IdeaPad U310
- Developer: Lenovo
- Product family: IdeaPad
- Type: Ultrabook
- Released: 2012
- Operating system: Microsoft Windows
- CPU: Intel Core U Series
- Predecessor: Ideapad U300s

= Lenovo IdeaPad U310 =

The Lenovo IdeaPad U310 is an Ultrabook-class notebook computer released in 2012. It is the successor to the Lenovo U300s.

The U310 has an aluminum-slab design with an island keyboard and a large touchpad.

==Hardware specifications==

Christopher Null of Wired wrote, "Surprisingly, the U310 I reviewed performed almost identically in benchmark tests to the U300s I reviewed in November. That’s interesting, because the prior machine featured a 256GB SSD, and the U310 features a slow, 5400rpm 500GB traditional hard drive. It seems the faster CPU and slower hard drive manage to cancel each other out in the end. At about 4 hours, 20 minutes of video playback, even battery life is almost the same as it was last time around."

The U310 has a 13.3-inch 1366x768 resolution screen.
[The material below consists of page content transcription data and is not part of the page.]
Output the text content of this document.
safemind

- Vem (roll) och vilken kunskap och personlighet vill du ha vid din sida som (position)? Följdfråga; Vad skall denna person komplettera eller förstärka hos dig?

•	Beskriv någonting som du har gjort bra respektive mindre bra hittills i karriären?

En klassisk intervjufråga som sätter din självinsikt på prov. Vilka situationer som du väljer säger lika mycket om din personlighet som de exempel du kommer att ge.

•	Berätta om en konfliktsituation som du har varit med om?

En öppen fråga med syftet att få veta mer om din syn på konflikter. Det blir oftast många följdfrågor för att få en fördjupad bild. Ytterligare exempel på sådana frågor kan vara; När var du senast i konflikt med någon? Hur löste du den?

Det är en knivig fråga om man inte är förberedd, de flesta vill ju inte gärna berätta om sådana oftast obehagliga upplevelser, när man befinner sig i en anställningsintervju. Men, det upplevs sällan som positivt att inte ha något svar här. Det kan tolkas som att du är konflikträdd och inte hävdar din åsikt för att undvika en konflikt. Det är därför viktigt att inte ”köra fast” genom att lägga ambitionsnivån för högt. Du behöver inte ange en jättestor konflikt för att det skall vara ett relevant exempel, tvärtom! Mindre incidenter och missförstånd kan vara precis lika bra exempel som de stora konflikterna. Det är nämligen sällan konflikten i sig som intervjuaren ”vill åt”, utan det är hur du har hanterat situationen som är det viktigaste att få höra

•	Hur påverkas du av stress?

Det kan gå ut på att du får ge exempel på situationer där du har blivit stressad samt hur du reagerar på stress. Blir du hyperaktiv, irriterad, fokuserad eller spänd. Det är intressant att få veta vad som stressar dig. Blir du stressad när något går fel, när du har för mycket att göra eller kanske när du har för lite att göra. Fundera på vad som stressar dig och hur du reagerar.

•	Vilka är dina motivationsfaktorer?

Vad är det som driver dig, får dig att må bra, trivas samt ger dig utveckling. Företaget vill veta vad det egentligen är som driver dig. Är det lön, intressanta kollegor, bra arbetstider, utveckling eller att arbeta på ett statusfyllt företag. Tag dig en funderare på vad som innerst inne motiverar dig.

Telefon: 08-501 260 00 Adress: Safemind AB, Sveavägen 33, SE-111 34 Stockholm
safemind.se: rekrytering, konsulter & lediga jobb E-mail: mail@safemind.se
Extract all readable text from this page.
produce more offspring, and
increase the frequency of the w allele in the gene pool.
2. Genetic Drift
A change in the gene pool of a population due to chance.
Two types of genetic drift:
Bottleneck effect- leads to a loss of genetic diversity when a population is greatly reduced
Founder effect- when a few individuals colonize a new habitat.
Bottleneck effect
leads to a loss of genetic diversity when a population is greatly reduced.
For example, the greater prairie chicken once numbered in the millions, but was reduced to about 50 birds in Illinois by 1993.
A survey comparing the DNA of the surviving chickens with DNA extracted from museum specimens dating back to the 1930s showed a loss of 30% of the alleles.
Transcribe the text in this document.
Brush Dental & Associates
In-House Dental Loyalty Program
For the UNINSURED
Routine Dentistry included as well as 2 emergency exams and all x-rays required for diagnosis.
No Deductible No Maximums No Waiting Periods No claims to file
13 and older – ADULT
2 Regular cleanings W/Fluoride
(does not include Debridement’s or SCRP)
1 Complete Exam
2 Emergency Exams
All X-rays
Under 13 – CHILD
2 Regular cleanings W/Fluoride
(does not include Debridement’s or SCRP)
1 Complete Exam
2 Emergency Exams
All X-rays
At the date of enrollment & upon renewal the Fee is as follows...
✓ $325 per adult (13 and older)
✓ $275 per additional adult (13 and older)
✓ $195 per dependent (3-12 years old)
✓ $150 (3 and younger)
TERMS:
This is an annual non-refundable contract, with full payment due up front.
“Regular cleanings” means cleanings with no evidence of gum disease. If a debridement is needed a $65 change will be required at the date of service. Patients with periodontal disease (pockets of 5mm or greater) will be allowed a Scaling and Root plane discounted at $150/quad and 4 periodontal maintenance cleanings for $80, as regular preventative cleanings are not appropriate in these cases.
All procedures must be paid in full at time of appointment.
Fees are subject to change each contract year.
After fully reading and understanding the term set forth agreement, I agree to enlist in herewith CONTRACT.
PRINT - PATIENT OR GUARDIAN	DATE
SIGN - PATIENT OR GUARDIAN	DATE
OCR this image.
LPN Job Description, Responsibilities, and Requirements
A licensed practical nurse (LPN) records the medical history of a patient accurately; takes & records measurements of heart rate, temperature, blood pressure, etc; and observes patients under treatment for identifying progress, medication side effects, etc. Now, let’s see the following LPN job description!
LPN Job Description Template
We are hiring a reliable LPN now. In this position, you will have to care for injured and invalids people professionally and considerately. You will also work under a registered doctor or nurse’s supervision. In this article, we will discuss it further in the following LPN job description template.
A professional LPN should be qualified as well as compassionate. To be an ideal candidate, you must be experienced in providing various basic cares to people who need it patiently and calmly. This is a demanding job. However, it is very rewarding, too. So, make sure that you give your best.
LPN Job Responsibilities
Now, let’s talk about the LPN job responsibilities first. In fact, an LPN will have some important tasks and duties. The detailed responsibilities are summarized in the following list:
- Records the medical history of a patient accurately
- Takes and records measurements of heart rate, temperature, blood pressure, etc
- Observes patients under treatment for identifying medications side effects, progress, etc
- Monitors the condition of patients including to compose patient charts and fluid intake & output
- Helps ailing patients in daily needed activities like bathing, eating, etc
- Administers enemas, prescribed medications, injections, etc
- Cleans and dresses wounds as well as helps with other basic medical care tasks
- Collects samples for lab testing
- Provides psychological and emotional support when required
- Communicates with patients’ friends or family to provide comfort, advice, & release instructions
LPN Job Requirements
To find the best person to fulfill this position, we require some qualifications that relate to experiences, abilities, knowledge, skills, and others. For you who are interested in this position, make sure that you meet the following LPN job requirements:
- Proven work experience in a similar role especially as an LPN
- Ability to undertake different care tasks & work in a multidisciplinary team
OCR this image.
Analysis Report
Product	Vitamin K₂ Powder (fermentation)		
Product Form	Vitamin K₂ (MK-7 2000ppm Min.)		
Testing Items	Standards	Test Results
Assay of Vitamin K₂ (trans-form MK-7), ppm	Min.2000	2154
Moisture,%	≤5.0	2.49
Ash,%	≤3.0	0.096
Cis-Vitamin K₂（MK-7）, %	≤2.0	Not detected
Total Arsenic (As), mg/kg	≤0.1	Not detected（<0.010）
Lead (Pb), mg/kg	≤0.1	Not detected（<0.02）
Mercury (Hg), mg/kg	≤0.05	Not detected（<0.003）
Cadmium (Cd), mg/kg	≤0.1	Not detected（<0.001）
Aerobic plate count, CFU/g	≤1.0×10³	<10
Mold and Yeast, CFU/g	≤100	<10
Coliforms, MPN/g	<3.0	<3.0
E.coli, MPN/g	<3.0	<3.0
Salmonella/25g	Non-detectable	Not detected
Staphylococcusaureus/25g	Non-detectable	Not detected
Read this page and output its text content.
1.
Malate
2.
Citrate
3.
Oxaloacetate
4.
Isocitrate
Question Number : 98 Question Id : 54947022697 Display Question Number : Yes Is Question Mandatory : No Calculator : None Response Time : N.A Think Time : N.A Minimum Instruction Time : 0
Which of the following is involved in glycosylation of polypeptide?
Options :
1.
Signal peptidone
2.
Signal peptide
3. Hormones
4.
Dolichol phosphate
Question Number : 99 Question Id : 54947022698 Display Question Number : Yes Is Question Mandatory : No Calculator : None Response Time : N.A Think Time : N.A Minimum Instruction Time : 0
The U310 has two USB 3.0 ports and one USB 2.0 port, an HDMI port, a wired Ethernet port, and an SD card slot.

==Issues==

===Wireless connectivity issues===
Many owners reported poor wireless connectivity, a fact later acknowledged by Lenovo, and allegedly affecting all U310 and U410 models built prior to 23 July 2012. Lenovo suggested that users affected by the issue send their Ultrabook to customer support, however no official recall campaign was issued and malfunctioning units in stock were still sold internationally. After the repair, some users still reported the same issue.

However, despite the statement above, reports continue to come in of laptops manufactured after the date mentioned having the same wireless problem.

Lenovo is in the process of settling a class-action lawsuit to either repair the faulty laptops, refund $100, or give a $250 voucher towards another laptop purchase.

===Cracking case and hinge===
A number of users throughout the world have reported that the hinges of their Ideapad U310 notebooks were popped out and sometimes cracking sounds could be heard after half of a year or one year's normal usage. So far, Lenovo refused to acknowledge this problem and tried to charge customers for replacing the whole screen, which almost costs as much as a new U310. No official recall campaign was issued.

==Reviews==
A review in Wired praised the U310 for its "awesome value," "solid performance," and sturdiness while complaining about the screen quality and lack of keyboard backlighting.